To solve the problem, we need to find the values of \( p \) for which the two given lines are perpendicular to a common line. The lines are given as: 1. \( p(p^2 + 1)x - y + q = 0 \) (Line 1) 2. \( (p^2 + 1)^2x + (p^2 + 1)y + 2q = 0 \) (Line 2) ### Step 1: Find the slopes of the lines The slope of a line in the form \( Ax + By + C = 0 \) can be found using the formula: \[ \text{slope} = -\frac{A}{B} \] #### Slope of Line 1: For Line 1, we have: - \( A = p(p^2 + 1) \) - \( B = -1 \) Thus, the slope \( m_1 \) of Line 1 is: \[ m_1 = -\frac{p(p^2 + 1)}{-1} = p(p^2 + 1) \] #### Slope of Line 2: For Line 2, we have: - \( A = (p^2 + 1)^2 \) - \( B = (p^2 + 1) \) Thus, the slope \( m_2 \) of Line 2 is: \[ m_2 = -\frac{(p^2 + 1)^2}{(p^2 + 1)} = -(p^2 + 1) \] ### Step 2: Set the slopes equal Since the two lines are perpendicular to a common line, they must be parallel to each other.
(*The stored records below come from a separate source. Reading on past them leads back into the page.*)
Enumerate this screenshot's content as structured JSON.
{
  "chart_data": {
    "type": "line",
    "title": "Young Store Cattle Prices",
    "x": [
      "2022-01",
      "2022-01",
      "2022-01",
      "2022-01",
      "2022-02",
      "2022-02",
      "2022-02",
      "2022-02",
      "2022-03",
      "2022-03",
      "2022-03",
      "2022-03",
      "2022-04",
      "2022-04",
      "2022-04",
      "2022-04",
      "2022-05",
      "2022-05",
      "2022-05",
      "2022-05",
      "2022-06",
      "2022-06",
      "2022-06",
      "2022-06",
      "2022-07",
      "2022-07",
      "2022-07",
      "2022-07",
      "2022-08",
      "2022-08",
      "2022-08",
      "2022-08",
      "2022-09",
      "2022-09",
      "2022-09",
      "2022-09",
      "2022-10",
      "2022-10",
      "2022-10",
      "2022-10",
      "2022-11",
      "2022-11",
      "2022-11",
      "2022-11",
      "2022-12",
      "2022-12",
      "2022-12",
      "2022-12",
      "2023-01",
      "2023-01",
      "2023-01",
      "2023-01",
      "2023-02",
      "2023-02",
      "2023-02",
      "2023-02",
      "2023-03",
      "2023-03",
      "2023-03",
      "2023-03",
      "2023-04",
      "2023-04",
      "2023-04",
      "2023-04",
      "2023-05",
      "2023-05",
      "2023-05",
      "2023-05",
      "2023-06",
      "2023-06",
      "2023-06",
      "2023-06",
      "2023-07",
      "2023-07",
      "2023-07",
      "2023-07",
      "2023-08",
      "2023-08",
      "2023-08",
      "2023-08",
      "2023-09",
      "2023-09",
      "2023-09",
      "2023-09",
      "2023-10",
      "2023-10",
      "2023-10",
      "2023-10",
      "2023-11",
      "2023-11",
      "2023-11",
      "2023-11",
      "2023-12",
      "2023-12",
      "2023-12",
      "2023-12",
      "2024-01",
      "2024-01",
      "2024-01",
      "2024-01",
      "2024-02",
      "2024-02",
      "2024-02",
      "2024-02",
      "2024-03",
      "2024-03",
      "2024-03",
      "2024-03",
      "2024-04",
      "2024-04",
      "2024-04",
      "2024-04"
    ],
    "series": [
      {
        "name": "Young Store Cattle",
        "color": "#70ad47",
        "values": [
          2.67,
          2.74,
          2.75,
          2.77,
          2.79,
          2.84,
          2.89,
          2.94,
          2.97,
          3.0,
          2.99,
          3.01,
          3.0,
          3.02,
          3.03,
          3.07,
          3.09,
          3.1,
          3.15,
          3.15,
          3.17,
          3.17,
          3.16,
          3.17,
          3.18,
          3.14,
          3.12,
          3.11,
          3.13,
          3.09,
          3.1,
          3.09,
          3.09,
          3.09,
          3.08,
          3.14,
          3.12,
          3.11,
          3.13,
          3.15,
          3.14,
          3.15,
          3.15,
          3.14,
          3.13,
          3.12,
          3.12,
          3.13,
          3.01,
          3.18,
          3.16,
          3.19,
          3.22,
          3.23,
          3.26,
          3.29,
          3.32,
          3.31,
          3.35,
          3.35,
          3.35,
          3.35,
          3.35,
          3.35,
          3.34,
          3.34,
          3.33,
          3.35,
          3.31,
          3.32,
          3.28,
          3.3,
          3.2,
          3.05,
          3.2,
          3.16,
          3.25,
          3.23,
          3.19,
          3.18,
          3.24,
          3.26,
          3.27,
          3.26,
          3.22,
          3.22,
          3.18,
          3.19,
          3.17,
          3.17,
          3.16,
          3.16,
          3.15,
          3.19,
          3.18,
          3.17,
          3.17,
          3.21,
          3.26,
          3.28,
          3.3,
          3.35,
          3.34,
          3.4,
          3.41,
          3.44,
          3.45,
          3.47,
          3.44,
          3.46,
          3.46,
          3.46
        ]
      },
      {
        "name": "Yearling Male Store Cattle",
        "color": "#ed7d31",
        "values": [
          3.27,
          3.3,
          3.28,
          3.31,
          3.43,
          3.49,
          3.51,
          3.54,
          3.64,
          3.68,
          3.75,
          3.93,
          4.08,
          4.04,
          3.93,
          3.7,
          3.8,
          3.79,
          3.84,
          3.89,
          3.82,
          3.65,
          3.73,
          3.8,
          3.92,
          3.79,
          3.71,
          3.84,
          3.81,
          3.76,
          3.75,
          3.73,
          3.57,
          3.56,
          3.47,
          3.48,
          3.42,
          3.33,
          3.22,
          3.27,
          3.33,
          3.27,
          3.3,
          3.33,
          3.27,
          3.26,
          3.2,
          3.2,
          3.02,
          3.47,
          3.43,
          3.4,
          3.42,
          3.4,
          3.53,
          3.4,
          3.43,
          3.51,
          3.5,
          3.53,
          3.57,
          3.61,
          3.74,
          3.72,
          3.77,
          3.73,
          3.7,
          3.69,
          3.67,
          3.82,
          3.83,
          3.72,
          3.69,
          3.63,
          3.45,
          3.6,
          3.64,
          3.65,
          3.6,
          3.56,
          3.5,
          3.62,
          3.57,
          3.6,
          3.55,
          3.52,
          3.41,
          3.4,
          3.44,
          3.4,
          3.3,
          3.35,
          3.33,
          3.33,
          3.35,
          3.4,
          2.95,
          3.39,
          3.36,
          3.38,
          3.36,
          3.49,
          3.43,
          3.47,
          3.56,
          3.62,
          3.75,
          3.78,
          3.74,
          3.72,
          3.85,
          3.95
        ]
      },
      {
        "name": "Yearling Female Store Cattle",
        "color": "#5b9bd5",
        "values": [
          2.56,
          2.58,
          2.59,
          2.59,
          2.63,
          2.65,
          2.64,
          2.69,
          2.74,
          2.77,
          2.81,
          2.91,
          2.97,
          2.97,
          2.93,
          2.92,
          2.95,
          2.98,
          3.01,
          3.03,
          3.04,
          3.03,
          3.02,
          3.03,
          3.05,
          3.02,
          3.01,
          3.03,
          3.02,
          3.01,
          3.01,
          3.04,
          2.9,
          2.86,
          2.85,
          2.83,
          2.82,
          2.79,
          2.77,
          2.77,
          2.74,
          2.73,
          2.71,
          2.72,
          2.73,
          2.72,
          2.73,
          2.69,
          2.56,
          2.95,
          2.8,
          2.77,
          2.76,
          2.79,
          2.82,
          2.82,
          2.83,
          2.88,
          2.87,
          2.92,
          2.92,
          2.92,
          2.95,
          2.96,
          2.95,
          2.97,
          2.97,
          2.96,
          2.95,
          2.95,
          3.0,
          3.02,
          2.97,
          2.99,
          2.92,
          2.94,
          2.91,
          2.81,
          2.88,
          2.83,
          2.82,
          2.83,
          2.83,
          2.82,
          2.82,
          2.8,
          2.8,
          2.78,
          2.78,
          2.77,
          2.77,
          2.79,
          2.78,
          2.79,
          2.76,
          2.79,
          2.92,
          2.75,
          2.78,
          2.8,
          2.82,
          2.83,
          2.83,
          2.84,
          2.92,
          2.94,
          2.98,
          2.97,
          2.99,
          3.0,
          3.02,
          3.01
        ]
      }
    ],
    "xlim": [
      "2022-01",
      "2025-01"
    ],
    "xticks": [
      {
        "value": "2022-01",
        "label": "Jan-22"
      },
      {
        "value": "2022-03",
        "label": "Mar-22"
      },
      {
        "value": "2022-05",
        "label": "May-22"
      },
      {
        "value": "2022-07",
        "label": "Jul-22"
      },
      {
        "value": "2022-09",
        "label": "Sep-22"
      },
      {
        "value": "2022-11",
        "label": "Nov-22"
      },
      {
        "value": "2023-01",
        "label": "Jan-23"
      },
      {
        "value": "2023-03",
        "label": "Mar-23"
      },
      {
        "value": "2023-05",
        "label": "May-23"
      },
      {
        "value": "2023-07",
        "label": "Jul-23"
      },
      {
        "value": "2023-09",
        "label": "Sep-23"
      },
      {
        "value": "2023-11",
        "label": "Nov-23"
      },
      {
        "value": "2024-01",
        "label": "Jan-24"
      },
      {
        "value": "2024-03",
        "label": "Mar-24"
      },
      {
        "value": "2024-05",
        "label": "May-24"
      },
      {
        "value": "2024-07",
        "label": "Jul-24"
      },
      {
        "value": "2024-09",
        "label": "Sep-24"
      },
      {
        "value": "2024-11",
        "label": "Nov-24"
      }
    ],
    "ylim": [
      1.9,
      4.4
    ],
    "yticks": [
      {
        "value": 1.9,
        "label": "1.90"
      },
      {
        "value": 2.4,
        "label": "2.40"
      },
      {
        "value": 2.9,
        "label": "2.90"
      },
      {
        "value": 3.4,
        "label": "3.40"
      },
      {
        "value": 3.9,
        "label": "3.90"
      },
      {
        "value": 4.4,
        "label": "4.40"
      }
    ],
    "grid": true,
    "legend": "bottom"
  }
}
Therefore, we set the slopes equal: \[ p(p^2 + 1) = -(p^2 + 1) \] ### Step 3: Solve for \( p \) Rearranging the equation gives: \[ p(p^2 + 1) + (p^2 + 1) = 0 \] Factoring out \( (p^2 + 1) \): \[ (p^2 + 1)(p + 1) = 0 \] This gives us two cases: 1. \( p^2 + 1 = 0 \) 2. \( p + 1 = 0 \) #### Case 1: \( p^2 + 1 = 0 \) This case has no real solutions since \( p^2 + 1 \) is always positive for real \( p \). #### Case 2: \( p + 1 = 0 \) This gives us: \[ p = -1 \] ### Conclusion The only real solution for \( p \) is \( -1 \). Therefore, there is exactly one value of \( p \). ### Final Answer The correct option is: **Exactly one value of \( p \)**. ---